Stealing code

October 20, 2023


Good artists borrow, great artists steal. -- Pablo Picasso

With codegen tools, it's easier than ever to borrow code.

I'm working on research with my professor where my task is to translate R codeinto Python for this algorithm that estimates yield from yield monitor data.

My process has been pasting snippets of the algorithm step by step, and prompting GPT 4 to generate high quality, pythonic code with documentation in the style of Google.

It worked well for the easy parts, but now I'm stuck on cropping the intersecting polygons.

With ChatGPT I've been taking a lot of mental shortcuts, and since I'm optimizing more on completing this project, rather than learning the ins and outs of geospatial python packages, I've been placing too much trust in ChatGPT.

After several unsuccessful attempts of hoping ChatGPT would correct itself, it seems like there's no way around it, it's time to go deep into the weeds of the package documentation.
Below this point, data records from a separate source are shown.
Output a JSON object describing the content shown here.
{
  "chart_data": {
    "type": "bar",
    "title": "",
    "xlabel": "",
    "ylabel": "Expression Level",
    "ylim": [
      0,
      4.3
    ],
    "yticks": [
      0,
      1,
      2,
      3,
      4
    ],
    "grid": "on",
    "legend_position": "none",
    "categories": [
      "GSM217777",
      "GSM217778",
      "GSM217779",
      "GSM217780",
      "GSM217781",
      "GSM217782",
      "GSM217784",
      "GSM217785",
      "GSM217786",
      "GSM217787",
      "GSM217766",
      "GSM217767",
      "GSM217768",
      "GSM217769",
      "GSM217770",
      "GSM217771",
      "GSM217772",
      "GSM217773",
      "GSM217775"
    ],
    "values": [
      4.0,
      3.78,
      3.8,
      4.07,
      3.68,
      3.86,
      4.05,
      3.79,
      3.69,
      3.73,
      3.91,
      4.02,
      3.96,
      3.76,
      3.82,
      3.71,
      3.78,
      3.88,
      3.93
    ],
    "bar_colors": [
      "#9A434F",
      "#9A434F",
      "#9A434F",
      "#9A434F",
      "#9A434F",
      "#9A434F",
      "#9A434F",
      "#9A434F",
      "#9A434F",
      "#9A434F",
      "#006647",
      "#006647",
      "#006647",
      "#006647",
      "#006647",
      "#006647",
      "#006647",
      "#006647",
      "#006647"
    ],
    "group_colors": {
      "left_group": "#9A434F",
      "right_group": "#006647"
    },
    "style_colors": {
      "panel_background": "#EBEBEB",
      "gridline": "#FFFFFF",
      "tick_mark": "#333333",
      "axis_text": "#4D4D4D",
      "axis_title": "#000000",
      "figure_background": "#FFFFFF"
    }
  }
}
ChatGPT has been great at documenting my code, and also writing some tests, but it's definitely not a replacement for geospatial code, especially since it's not that good at R in the first place, having it translate to Python might be too much to ask.

My takeaway from the article by StackOverflow is if you're cloning code (copy pasting without understanding), you're risking merely borrowing the code.

Borrowing code comes at a risk, there might be bugs or malicious intent baked into it.

Even the most copied snippet from SO has a bug.

On the other hand, stealing code means you know exactly what it does.

You understand it at the fundamental level, the quirks, all of it seamlessly integrate into your own code, turning into something original.

A good test is to see if you could write it again from memory, that's a sign of good theft.

So steal code.

Take it, understand it, and implement it in your projects.